Now, civil society actors and organizations across the world are looking on with rapt attention and hope that the experience of the Chilean Constitutional Convention will serve as a global reference point that emphasizes the thoughts that recalibration and reorganization of societies for pro-public interest are indeed possible. At the Future is Public conference in Chile, the essence of all the exchanges anchored on three major objectives:
- to build and reinforce alliances and relationships between actors and movements;
- to raise consciousness and strengthen political momentum as regards the importance of democratic public services; and
- to revisit the notion of the public by exploring an ecosystem of public delivery and collective ownership models.
After an opening plenary that intimated participants with the context and objectives of the conference, the General Secretary, Public Services International (PSI), Rosa Pavanelli; Mayor Municipality of Santiago, Chile, Irací Hassler; and Executive Director of GI-ESCR, former United Nations Special Rapporteur on Extreme Poverty and Human Rights, Magdalena Sepúlveda, all gave welcome remarks that also highlighted the importance of the conference.
The first two days of the conference were devoted to sectoral meetings that reviewed global health, education, agriculture, economic justice and social protection, care, energy, food systems, housing, transportation, waste and water.
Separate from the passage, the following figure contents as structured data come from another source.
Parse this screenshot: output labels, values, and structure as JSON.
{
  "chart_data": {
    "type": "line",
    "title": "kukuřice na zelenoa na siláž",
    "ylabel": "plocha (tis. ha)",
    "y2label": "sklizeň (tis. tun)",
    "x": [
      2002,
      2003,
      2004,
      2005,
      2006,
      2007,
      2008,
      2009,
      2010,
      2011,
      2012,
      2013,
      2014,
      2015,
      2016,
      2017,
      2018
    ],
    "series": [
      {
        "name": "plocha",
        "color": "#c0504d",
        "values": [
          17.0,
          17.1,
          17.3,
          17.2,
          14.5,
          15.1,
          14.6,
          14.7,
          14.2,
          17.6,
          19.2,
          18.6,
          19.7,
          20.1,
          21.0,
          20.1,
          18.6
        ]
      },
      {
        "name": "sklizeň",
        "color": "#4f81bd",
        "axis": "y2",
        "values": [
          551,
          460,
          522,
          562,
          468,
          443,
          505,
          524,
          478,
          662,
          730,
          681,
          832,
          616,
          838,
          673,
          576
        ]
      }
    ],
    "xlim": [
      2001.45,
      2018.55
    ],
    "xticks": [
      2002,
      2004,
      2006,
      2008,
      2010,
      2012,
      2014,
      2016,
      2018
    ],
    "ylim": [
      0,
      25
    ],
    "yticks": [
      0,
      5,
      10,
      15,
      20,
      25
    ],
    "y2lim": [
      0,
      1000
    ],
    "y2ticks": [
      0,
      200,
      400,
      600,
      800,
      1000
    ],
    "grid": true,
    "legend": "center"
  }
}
The final two days focused on a collective discussion on cross-cutting themes including climate emergency, gender equality, economic and tax justice, and democratic ownership of public ownership.
CAPPA’s interventions at the conference, through its representatives, Akinbode Oluwafemi, Executive Director, CAPPA and Aderonke Ige, Associate Director, CAPPA, evaluated global water and education systems and put forward recommendations for achieving collective and sustainable public systems and infrastructure. The four-day conference climaxed with plenary sessions and workshops that focused on democratic public ownership, economic and climate justice.
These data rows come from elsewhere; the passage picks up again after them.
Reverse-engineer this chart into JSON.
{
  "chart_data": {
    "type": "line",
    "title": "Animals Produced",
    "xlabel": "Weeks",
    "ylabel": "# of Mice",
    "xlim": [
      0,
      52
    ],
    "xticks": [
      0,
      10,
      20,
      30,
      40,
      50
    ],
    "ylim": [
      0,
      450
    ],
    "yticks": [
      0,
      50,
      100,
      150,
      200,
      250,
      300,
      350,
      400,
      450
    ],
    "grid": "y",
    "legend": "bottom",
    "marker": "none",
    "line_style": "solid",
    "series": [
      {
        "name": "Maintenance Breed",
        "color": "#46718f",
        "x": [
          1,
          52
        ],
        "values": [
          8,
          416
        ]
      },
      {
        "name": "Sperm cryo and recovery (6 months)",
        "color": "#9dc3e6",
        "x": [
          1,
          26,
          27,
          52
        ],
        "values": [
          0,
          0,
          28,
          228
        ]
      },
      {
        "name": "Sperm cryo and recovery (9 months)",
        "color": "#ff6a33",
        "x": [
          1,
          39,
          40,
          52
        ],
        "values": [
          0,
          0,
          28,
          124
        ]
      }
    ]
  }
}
CAPPA’s Aderonke Ige was the keynote speaker at the Democratic Public Ownership plenary where she spoke on strategies for building people’s power and engaging state authorities towards participatory and democratic governance processes. Drawing on CAPPA’s dynamic campaigns for the democratic operation of water infrastructure in Africa, she highlighted the unique features of the Our Water Our Right (OWOR) campaign in Nigeria and across Africa.
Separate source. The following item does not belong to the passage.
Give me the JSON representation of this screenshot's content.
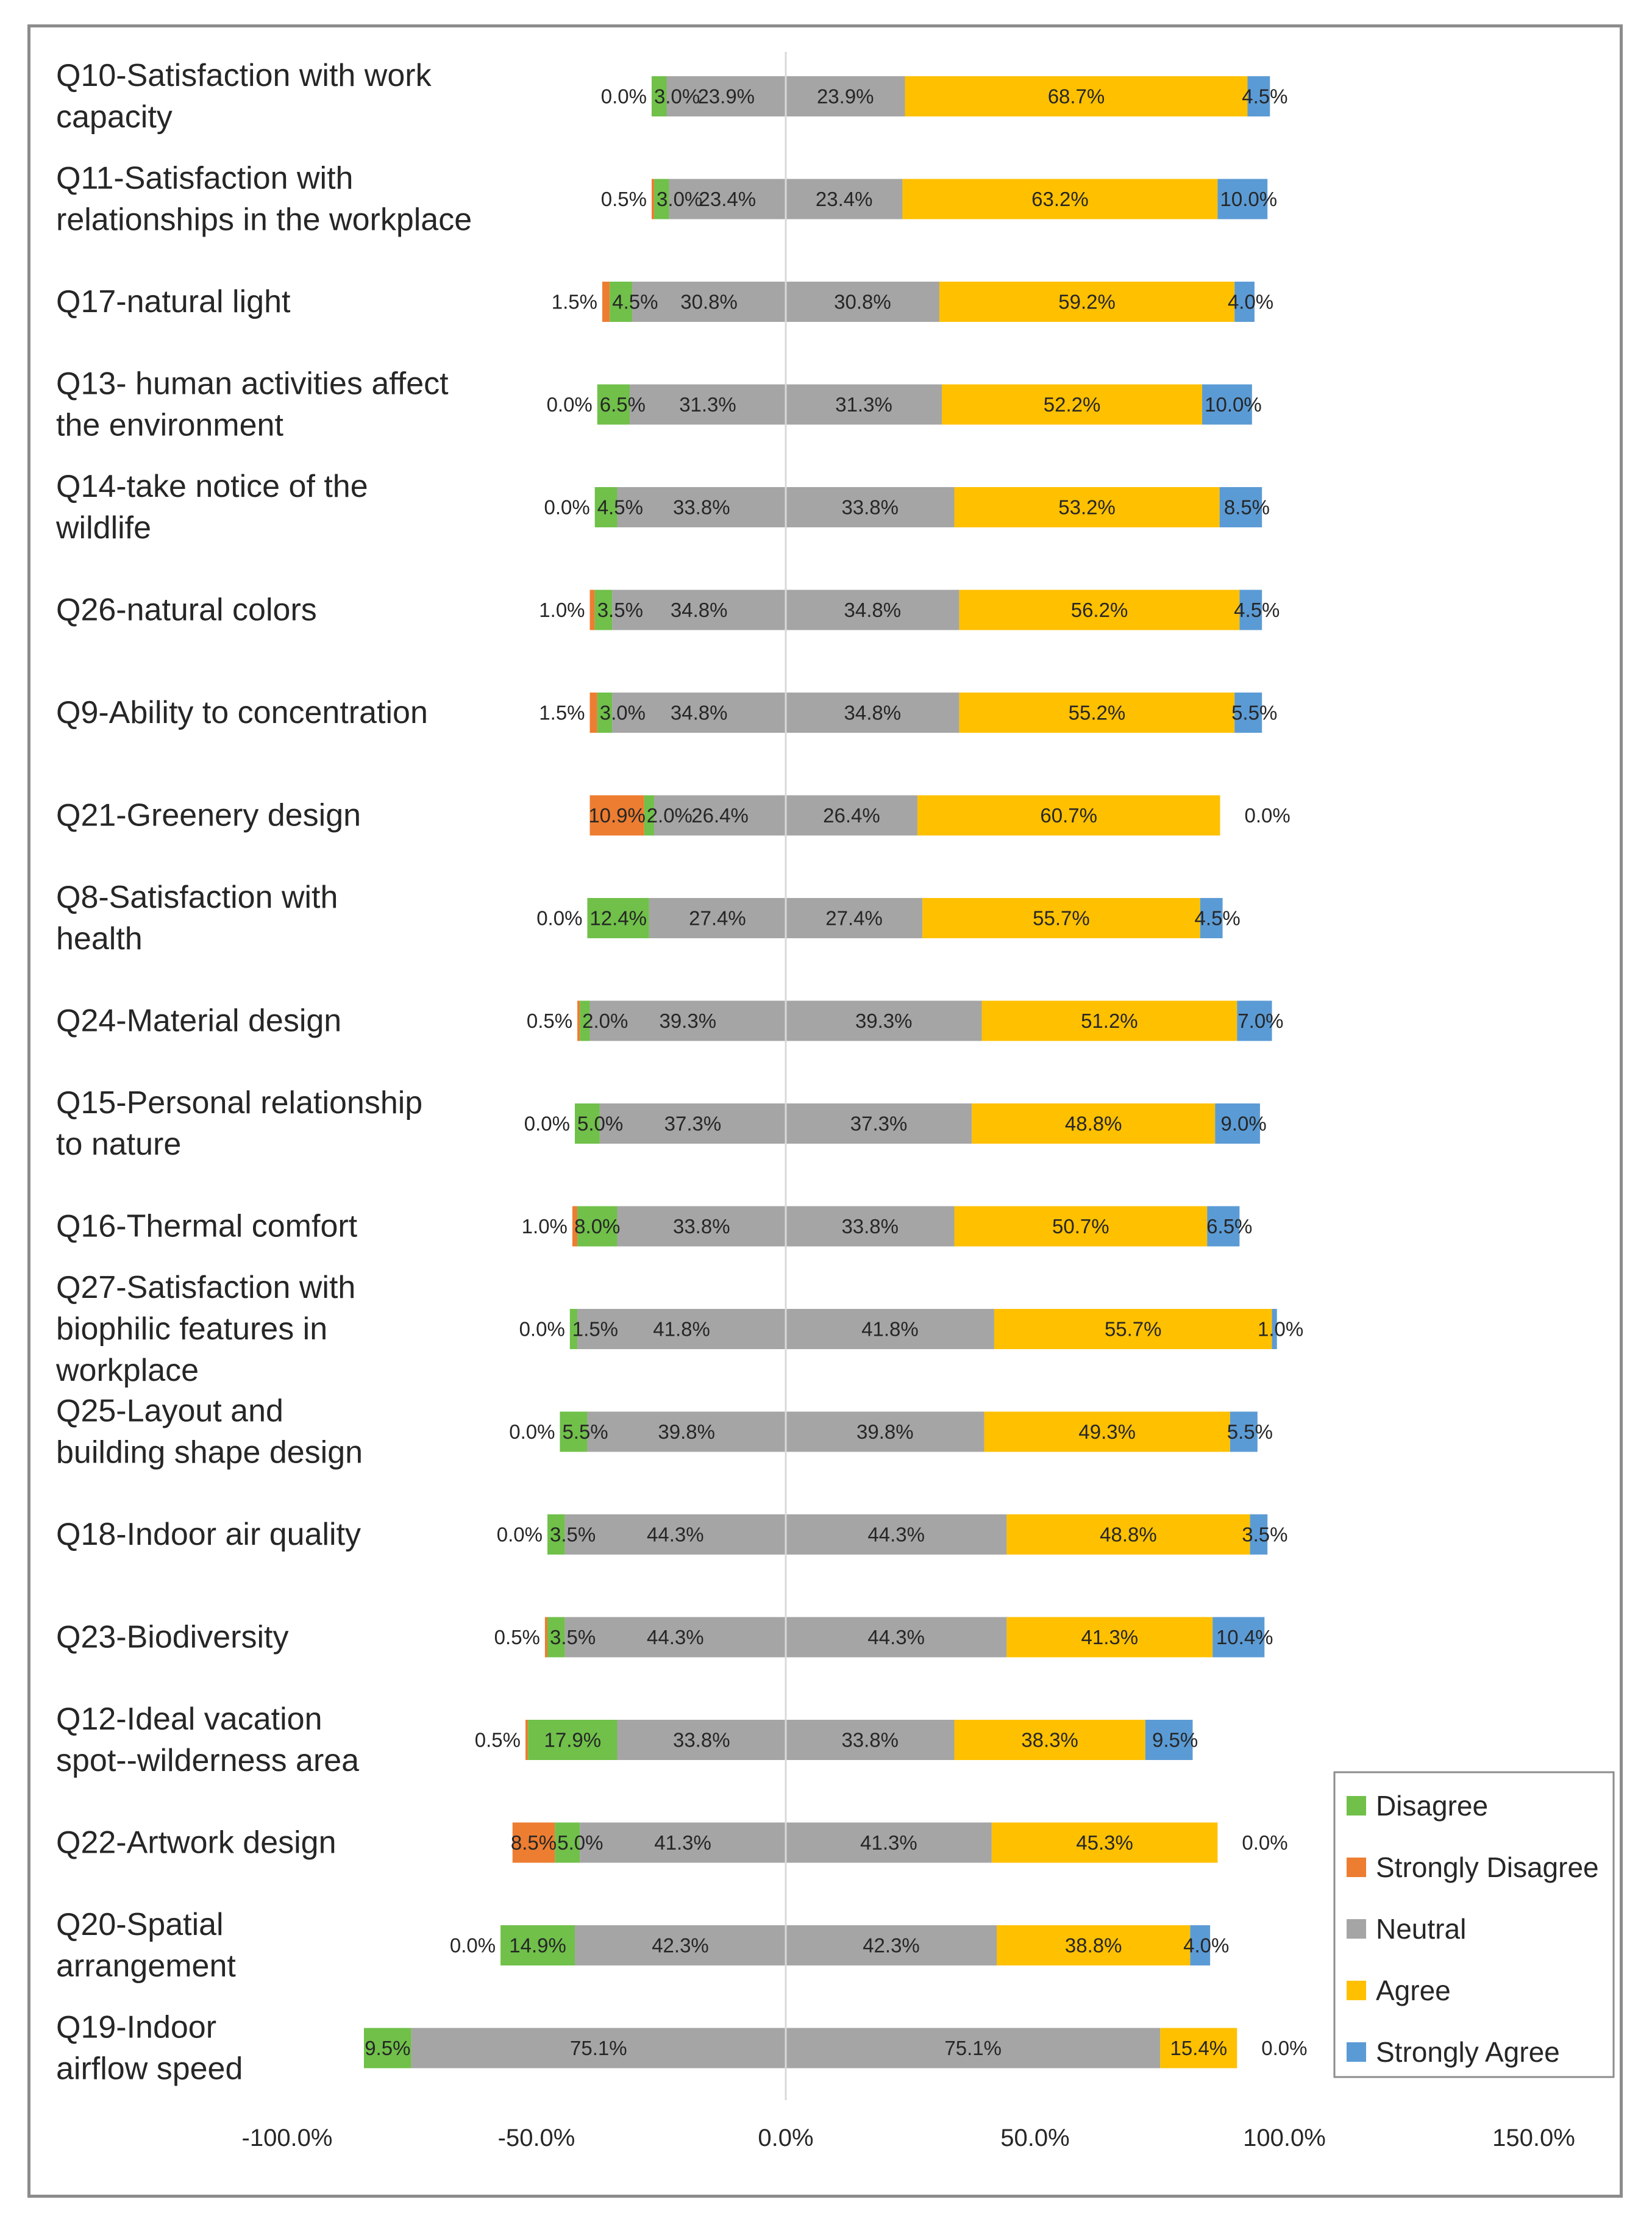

The OWOR movement is a network of civil society actors, trade unionists, grassroots mobilizers, community groups and active citizens working together to defend public water services against privatization and other anti-democratic and people management processes. Some strategies employed by the movement to bolster its campaign include:
- Adopting the use of social contracts as influential tools for securing accountability from political authorities and representatives
- Designing community parliaments as a model for building people’s power and envisioning alternative realities for water governance
- Leveraging media resources to interrogate and amplify contemporary water issues of public interest
At a plenary session on climate justice, CAPPA’s Akinbode Oluwafemi interrogated the issue of a loss and damage finance facility for vulnerable communities in the global south and small island states. He maintained that the conversation on loss and damage must be treated as reparations for historical carbon emissions that have caused grave environmental damage to communities, and not as handouts or charity to Africa.
The highly interactive conference concluded with a synthesis of all workshop sessions, and a draft declaration of the outcomes of the conference.